Dabei war es war nur ein Privileg des Adels. Neben der schriftlichen Überlieferung gibt es auch physische Beweise für den Brauch: Es wurden mumifizierte skythische Körper mit dekorativen Grabanhängen gefunden, beispielsweise in Asien im Altai-Gebirge.
Tätowiertes Europa
Westlich der Antike gab es auch in Europa unzählige Beispiele für Körperschmuck, besonders bei den Pikten, die im heutigen Schottland lebten und von dort ihren Namen erhielten (was übersetzt „bemalt“ oder „tätowiert“ bedeutet).
Die Römer nutzten Tätowierungen, um Kriegsgefangene oder Sklaven zu brandmarken. Es gibt Berichte über einen befreiten Gladiatoren, dem die Tätowierung entfernt wurde, nachdem er sich den Reihen der freien Männer angeschlossen hatte.
Aus dem Mittelalter liegen uns nur sehr vereinzelte Daten vor, zum Beispiel zur Identifizierung von Teilnehmern an Wallfahrten.
Der Mangel an Informationen könnte darauf zurückzuführen sein, dass die Leichen in dieser Zeit weder Gegenstand öffentlicher Kommunikation noch schriftlicher Aufzeichnungen waren. Dies ist aber nur eine Annahme.
James Cooks Reise in den Pazifischen Ozean im 18. Jahrhundert brachte die „Tattoo-Mode“ nach Europa, zunächst nach England. Der schmerzhafte Brauch der Bewohner des Archipels, sich mit Muscheln in die Haut zu schneiden, wurde – vielleicht als Mutprobe – auch von den Seeleuten übernommen und verbreitete sich später auch auf andere gesellschaftliche Gruppen.

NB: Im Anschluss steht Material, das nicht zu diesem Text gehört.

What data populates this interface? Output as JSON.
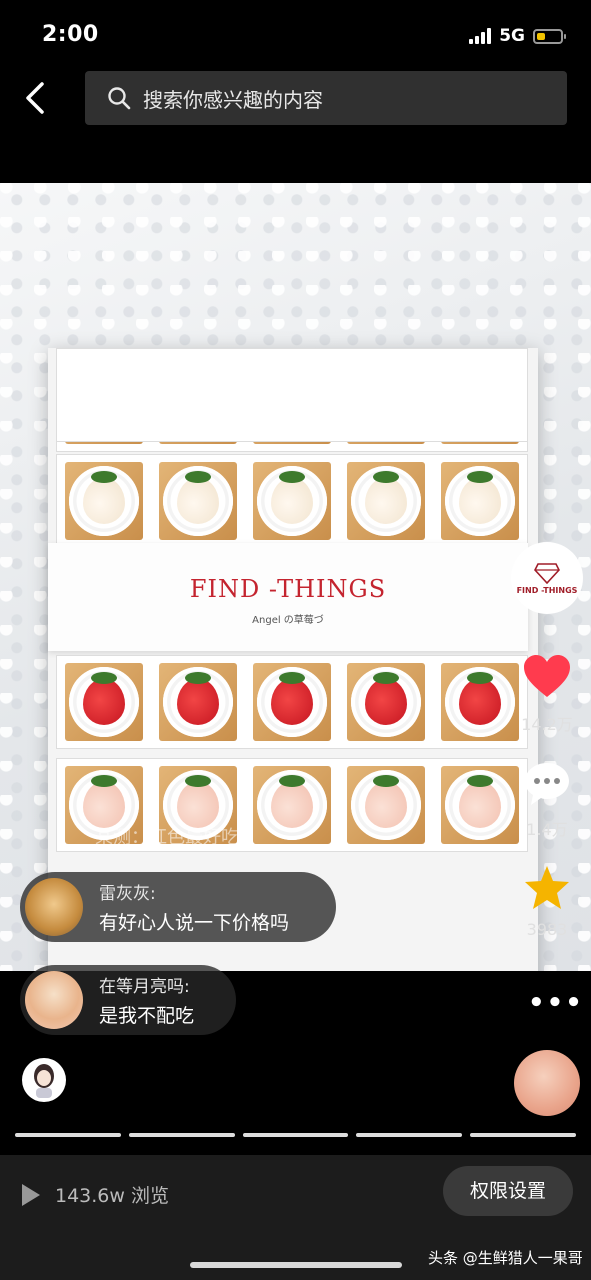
{
  "status": {
    "time": "2:00",
    "network": "5G"
  },
  "search": {
    "placeholder": "搜索你感兴趣的内容"
  },
  "post": {
    "brand_title": "FIND -THINGS",
    "brand_subtitle": "Angel の草莓づ",
    "watermark": "某测：红色最好吃"
  },
  "rail": {
    "brand_badge": "FIND -THINGS",
    "likes": "14.2万",
    "comments": "1.4万",
    "favorites": "3983"
  },
  "comments": [
    {
      "name": "雷灰灰:",
      "text": "有好心人说一下价格吗"
    },
    {
      "name": "在等月亮吗:",
      "text": "是我不配吃"
    }
  ],
  "footer": {
    "views": "143.6w 浏览",
    "permission_button": "权限设置",
    "source_tag": "头条 @生鲜猎人一果哥"
  },
  "colors": {
    "like": "#ff3b4e",
    "star": "#f5b400",
    "brand_red": "#c4242f"
  },
  "icons": [
    "back-icon",
    "search-icon",
    "heart-icon",
    "comment-icon",
    "star-icon",
    "more-icon",
    "play-icon"
  ]
}
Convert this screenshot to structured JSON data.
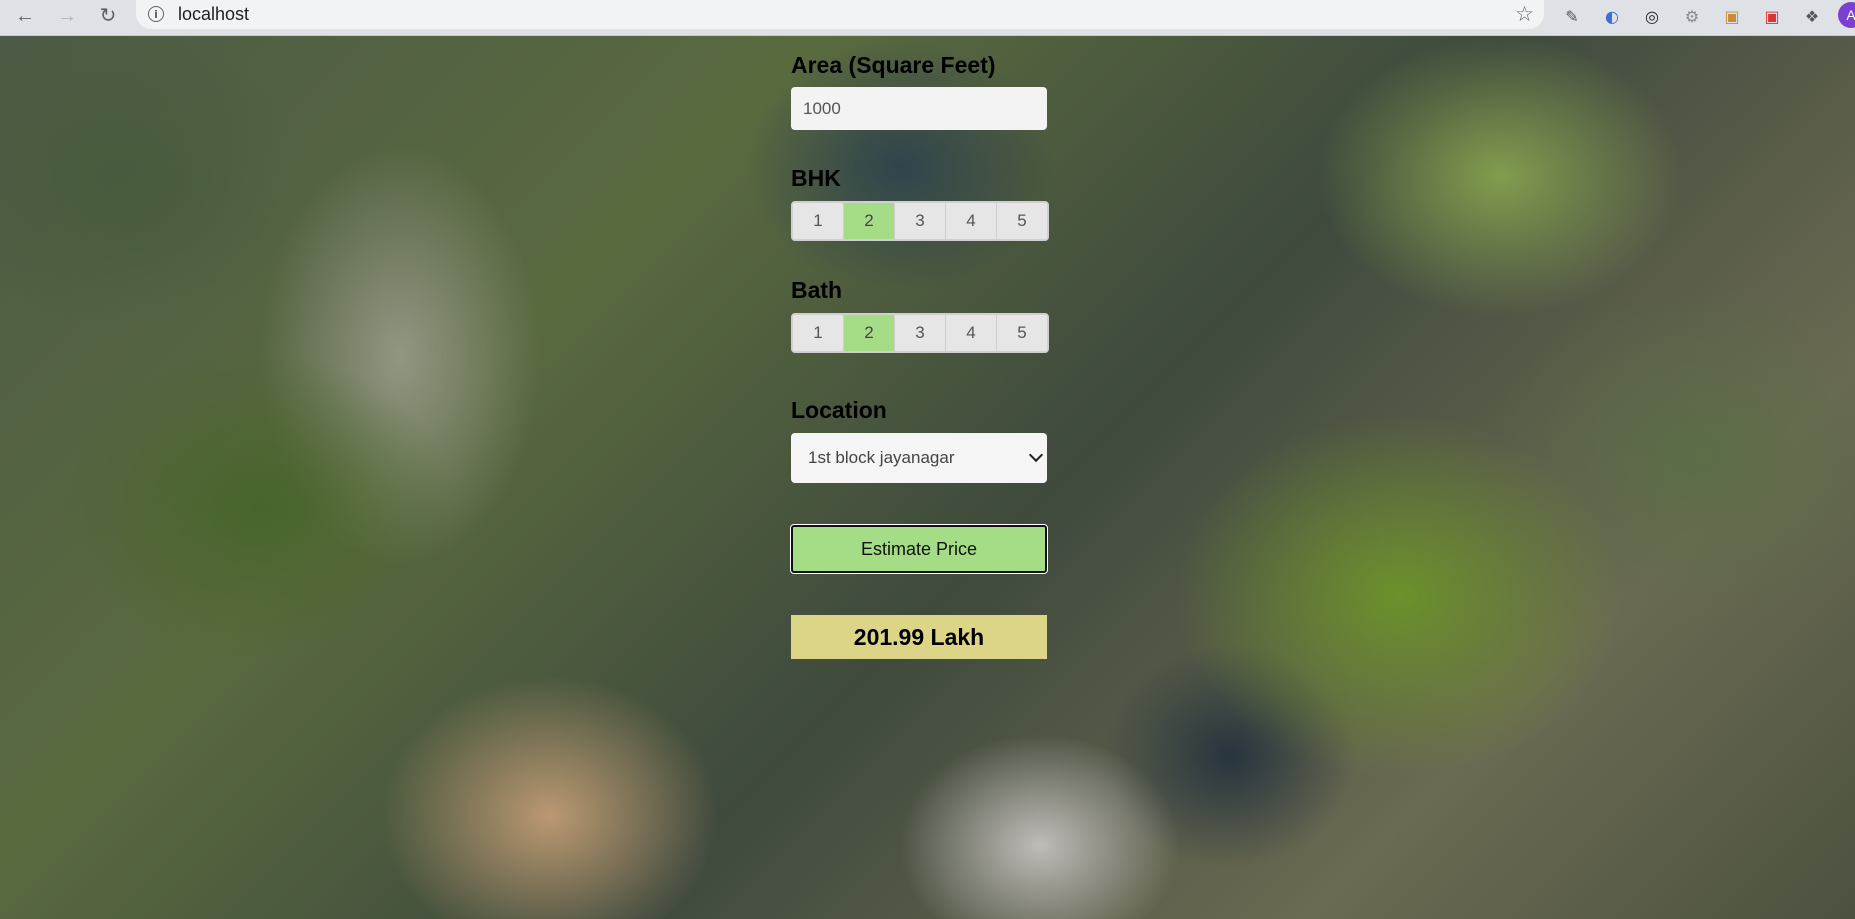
{
  "browser": {
    "url": "localhost",
    "avatar_initial": "A"
  },
  "form": {
    "area": {
      "label": "Area (Square Feet)",
      "value": "1000"
    },
    "bhk": {
      "label": "BHK",
      "options": [
        "1",
        "2",
        "3",
        "4",
        "5"
      ],
      "selected": "2"
    },
    "bath": {
      "label": "Bath",
      "options": [
        "1",
        "2",
        "3",
        "4",
        "5"
      ],
      "selected": "2"
    },
    "location": {
      "label": "Location",
      "value": "1st block jayanagar"
    },
    "estimate_button": "Estimate Price",
    "result": "201.99 Lakh"
  },
  "colors": {
    "selected_option": "#a5dc86",
    "estimate_button": "#a5dc86",
    "result_background": "#dcd486"
  },
  "icons": [
    "back-icon",
    "forward-icon",
    "reload-icon",
    "info-icon",
    "star-icon",
    "eyedropper-icon",
    "extension-icon",
    "puzzle-icon",
    "chevron-down-icon"
  ]
}
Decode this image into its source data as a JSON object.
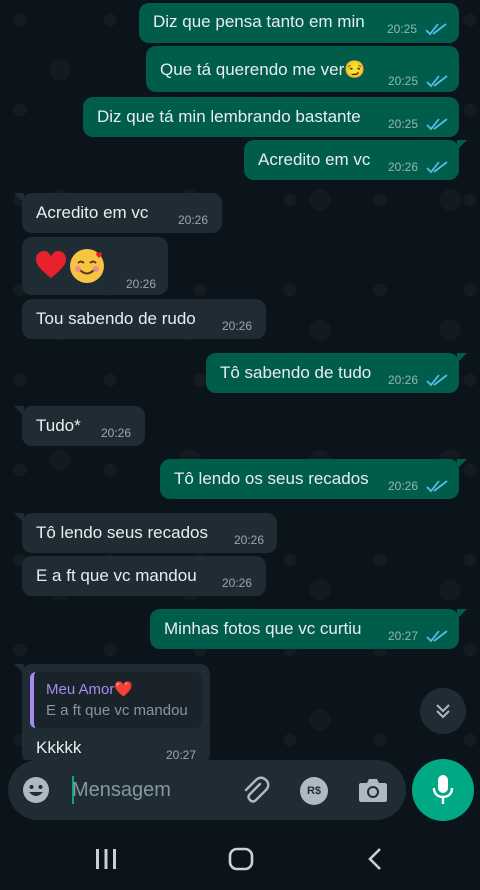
{
  "messages": [
    {
      "direction": "out",
      "text": "Diz que pensa tanto em min",
      "time": "20:25",
      "read": true
    },
    {
      "direction": "out",
      "text": "Que tá querendo me ver😏",
      "time": "20:25",
      "read": true
    },
    {
      "direction": "out",
      "text": "Diz que tá min lembrando bastante",
      "time": "20:25",
      "read": true
    },
    {
      "direction": "out",
      "text": "Acredito em vc",
      "time": "20:26",
      "read": true
    },
    {
      "direction": "in",
      "text": "Acredito  em vc",
      "time": "20:26"
    },
    {
      "direction": "in",
      "text": "❤️🥰",
      "time": "20:26"
    },
    {
      "direction": "in",
      "text": "Tou sabendo de rudo",
      "time": "20:26"
    },
    {
      "direction": "out",
      "text": "Tô sabendo de tudo",
      "time": "20:26",
      "read": true
    },
    {
      "direction": "in",
      "text": "Tudo*",
      "time": "20:26"
    },
    {
      "direction": "out",
      "text": "Tô lendo os seus recados",
      "time": "20:26",
      "read": true
    },
    {
      "direction": "in",
      "text": "Tô lendo seus recados",
      "time": "20:26"
    },
    {
      "direction": "in",
      "text": "E a ft que vc mandou",
      "time": "20:26"
    },
    {
      "direction": "out",
      "text": "Minhas fotos que vc curtiu",
      "time": "20:27",
      "read": true
    },
    {
      "direction": "in",
      "text": "Kkkkk",
      "time": "20:27",
      "reply": {
        "author": "Meu Amor❤️",
        "text": "E a ft que vc mandou"
      }
    }
  ],
  "input": {
    "placeholder": "Mensagem"
  },
  "icons": {
    "emoji": "emoji-icon",
    "attach": "paperclip-icon",
    "payment": "rs-payment-icon",
    "camera": "camera-icon",
    "mic": "mic-icon",
    "scroll": "chevron-double-down-icon",
    "nav_recents": "recents-icon",
    "nav_home": "home-icon",
    "nav_back": "back-icon"
  },
  "colors": {
    "outgoing": "#005c4b",
    "incoming": "#202c33",
    "accent": "#00a884",
    "read_ticks": "#53bdeb",
    "background": "#0b141a"
  }
}
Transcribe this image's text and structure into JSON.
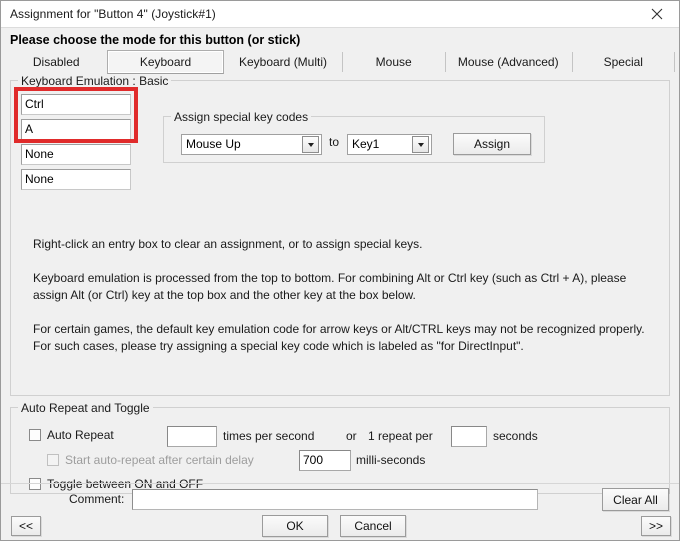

Bestimmte Subkulturen identifizierten sich fortan mit Symbolen und Zeichen. Beispielsweise dokumentierten die genannten Seefahrer die von ihnen besuchten Kontinente mit unterschiedlichen Figuren. Einer der Männer des englischen Kapitäns, der um die Welt segelte (ein Botaniker), brachte einen vollständig tätowierten polynesischen Krieger namens Omai mit nach England. Diesen stellte er dem Londoner Adel vor. Es ist kein Zufall, dass der heutige englische Begriff “Tattoo” auch von der Pazifikinsel Tahiti stammt (tatau = markieren, schlagen).
Die tätowierten Anführer
Es ist nachweisbar, dass dauerhafte Körperverzierungen erst 100 Jahre später, im 19. Jahrhundert, in den adligen Gesellschaftsschichten in Mode kamen, besonders an weniger sichtbaren Körperstellen. Sogar Staatsoberhäupter und Thronfolger ließen sich während ihrer jungen Jahre auf Reisen tätowieren, wie der britische Monarch Edward VII. und der russische Zar Nikolaus II.
Der ungarische Gouverneur Miklós Horthy ließ sich als junger Seemann einen Drachen auf seinen linken Arm tätowieren, den er später stolz trug. Eine schriftliche Erinnerung daran existiert, obwohl der Journalist sich ungenau erinnerte und von einem Drachen auf der Brust berichtete.
Tätowierter König
Vielleicht die pikanteste Geschichte ist die von „XIV“. Es geht um König Karl von Schweden, der seinen Ärzten nie erlaubte, seinen Oberkörper zu untersuchen. Geboren als französischer Bürger, führte er eine schwindelerregende Karriere ähnlich wie Napoleon während der Revolution und wurde dann durch Adoption Erbe des schwedischen Throns und später König. Wenn die Geschichte wahr ist, wurde nach seinem Tod entdeckt, dass er einst ein leidenschaftlicher Jakobiner und Republikaner gewesen war und sich auf seine Brust tätowieren ließ: „Tod den Königen!“
Tätowieren in der heutigen Zeit
Die Wiederbelebung von Zeichen, Inschriften, dekorativen Motiven und symbolhaften Figuren begann im 20. Jahrhundert. Aus einer Gewohnheit der Subkultur und der Elite wurde es zur Mode, die neben und anstelle von Stigmatisierung, auch für Heilung, Magie und Gruppenidentität steht. Heutzutage ist Tätowieren auch ein Mittel zur Selbstdarstellung.
Der Respekt gegenüber Tätowierern hat sich verändert, sie nennen ihre Tätigkeit nun Kunst und sind nicht durch gesellschaftliche Bräuche oder religiöse Vorschriften eingeschränkt. Die echten Tätowierer nutzen ihr Wissen und ihre professionelle Technik, um die Körper ihrer Gäste mit Werken von unglaublicher Detailgenauigkeit und Qualität zu schmücken. Viele berühmte und bekannte Menschen tragen Muster auf ihren Körpern, die oft eine starke Bedeutung für sie haben. Wir können sagen, jeder liebt Tätowierungen!